How the American Alpine Club Works

Joining the American Alpine Club

You could browse through much of the American Alpine Club's Web site without becoming a member. You could add your name to the list of 1,449 fans of the American Alpine Club's page on Facebook (as of November 2009) without becoming a member. You also could buy the many climbers' guides and other books the AAC publishes without joining this premier adventure sports club.

But many people who are seriously interested in climbing find that there's a lot of upside to paying the annual fee and becoming a full-fledged member. The American Alpine Club is more than just an adventure club. It provides useful benefits and logistics as well as practical and sometimes entertaining information. With many experienced and novice climbers as members, the club is an invaluable network for those who love climbing and other adventure sports. As one member, Mike Libecki, says on the club's Web site, being a member of the American Alpine Club is "a must for the vertically obsessed" [source: American Alpine Club].

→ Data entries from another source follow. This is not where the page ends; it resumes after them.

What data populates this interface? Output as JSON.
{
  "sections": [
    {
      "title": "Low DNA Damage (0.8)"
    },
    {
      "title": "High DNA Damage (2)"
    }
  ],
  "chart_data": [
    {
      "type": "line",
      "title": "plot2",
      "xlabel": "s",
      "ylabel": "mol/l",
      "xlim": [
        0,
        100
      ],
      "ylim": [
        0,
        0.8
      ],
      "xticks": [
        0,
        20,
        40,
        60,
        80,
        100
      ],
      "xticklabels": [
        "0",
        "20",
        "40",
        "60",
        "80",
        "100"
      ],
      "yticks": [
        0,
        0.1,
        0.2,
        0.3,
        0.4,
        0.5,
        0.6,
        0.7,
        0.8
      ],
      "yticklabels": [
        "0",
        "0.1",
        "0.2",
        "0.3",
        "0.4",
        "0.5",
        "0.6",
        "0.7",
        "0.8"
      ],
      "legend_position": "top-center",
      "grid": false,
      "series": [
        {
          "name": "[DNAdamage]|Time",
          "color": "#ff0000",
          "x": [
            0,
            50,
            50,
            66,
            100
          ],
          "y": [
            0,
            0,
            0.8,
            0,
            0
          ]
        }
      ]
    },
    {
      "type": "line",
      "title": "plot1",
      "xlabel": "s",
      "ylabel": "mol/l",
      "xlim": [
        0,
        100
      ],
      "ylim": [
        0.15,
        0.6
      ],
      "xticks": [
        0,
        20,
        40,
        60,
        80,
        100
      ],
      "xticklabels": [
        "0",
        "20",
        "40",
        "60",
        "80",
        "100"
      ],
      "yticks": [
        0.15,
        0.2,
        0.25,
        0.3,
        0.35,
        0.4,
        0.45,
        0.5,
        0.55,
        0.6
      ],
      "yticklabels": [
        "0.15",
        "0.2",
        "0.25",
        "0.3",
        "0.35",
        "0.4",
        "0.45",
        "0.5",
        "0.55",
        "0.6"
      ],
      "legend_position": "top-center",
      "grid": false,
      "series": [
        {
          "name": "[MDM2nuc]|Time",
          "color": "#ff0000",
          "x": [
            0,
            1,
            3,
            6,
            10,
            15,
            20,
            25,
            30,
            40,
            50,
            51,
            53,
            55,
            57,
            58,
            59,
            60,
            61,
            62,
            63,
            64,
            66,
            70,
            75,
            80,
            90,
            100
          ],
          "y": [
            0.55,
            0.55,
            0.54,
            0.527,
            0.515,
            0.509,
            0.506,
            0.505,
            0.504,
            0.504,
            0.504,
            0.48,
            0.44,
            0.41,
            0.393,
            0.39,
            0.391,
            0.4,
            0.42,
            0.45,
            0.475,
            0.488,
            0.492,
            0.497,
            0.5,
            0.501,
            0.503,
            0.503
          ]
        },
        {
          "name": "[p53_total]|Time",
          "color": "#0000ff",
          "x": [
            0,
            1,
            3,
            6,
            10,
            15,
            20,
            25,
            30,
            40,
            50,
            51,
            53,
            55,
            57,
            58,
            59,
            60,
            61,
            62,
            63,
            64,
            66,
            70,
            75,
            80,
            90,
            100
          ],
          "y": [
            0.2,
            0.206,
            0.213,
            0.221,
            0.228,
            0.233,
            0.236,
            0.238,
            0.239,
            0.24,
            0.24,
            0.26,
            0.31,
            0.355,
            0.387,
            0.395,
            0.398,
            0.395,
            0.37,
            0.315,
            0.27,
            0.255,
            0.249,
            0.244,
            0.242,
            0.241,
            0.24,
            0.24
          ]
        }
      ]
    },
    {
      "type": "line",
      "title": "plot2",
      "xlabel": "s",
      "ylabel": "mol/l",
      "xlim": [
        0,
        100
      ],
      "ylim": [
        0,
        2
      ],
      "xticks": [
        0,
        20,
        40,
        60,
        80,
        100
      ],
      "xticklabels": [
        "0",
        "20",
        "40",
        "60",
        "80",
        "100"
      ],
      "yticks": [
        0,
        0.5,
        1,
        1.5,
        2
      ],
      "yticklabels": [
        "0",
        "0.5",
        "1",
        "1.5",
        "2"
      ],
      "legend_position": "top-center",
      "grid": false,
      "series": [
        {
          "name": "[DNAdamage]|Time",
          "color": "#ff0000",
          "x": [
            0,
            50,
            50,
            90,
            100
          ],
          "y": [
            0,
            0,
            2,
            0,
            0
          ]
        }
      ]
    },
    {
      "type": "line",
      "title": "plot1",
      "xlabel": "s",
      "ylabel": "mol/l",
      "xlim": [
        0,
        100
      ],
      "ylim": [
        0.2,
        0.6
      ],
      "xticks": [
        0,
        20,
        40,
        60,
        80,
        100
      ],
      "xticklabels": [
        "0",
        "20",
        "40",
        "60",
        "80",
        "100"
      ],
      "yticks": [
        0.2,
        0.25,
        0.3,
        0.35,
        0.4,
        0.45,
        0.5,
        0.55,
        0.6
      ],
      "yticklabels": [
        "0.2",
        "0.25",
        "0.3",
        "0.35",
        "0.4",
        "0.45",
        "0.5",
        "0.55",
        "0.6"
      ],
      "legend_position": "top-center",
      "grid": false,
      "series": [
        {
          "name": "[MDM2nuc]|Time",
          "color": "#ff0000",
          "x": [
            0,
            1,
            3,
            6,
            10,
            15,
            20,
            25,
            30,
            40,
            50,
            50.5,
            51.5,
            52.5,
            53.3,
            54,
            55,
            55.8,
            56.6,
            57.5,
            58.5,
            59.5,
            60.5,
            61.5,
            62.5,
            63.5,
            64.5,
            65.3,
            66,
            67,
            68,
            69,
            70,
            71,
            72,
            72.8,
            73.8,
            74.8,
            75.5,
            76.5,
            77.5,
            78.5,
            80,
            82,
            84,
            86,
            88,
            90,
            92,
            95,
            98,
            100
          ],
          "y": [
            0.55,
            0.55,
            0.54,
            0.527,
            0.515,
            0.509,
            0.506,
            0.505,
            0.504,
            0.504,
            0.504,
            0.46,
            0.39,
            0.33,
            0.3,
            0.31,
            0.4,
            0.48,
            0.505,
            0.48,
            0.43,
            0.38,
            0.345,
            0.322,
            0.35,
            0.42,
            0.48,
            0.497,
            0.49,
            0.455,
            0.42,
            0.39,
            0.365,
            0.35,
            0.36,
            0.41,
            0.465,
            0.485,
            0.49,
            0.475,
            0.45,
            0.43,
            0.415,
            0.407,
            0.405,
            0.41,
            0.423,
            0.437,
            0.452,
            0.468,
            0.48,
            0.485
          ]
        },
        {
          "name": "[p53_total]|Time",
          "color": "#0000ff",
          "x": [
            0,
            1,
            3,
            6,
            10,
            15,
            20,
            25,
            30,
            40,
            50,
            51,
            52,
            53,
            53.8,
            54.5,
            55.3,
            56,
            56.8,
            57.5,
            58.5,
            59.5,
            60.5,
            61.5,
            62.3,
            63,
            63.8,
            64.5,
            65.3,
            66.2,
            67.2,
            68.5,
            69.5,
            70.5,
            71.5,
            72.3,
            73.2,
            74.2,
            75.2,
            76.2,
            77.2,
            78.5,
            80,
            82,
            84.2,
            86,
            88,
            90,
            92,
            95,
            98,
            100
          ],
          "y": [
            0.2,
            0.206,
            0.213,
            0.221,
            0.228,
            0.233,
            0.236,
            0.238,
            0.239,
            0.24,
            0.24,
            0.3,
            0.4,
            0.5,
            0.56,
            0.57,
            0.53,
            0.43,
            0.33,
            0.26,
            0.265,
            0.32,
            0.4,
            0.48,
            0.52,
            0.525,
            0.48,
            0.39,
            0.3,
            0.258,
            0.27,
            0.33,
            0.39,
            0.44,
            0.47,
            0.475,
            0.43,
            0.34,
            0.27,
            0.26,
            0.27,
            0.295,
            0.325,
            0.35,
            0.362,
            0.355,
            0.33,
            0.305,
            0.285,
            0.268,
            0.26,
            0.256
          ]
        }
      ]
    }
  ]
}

Joining the club is as easy as visiting its Web site. Memberships are available at varied levels:

  • Regular membership: $75
  • Senior membership, for those 66 and older: $50
  • Junior membership, for those 28 and younger: $40
  • Joint membership for two people who will share the set of the publications that come with membership: $125

For a $24 upgrade, members get the same discounts that members of the Alpine Club of Canada use to stay at that club's Canmore Clubhouse and its many country huts [source: American Alpine Club].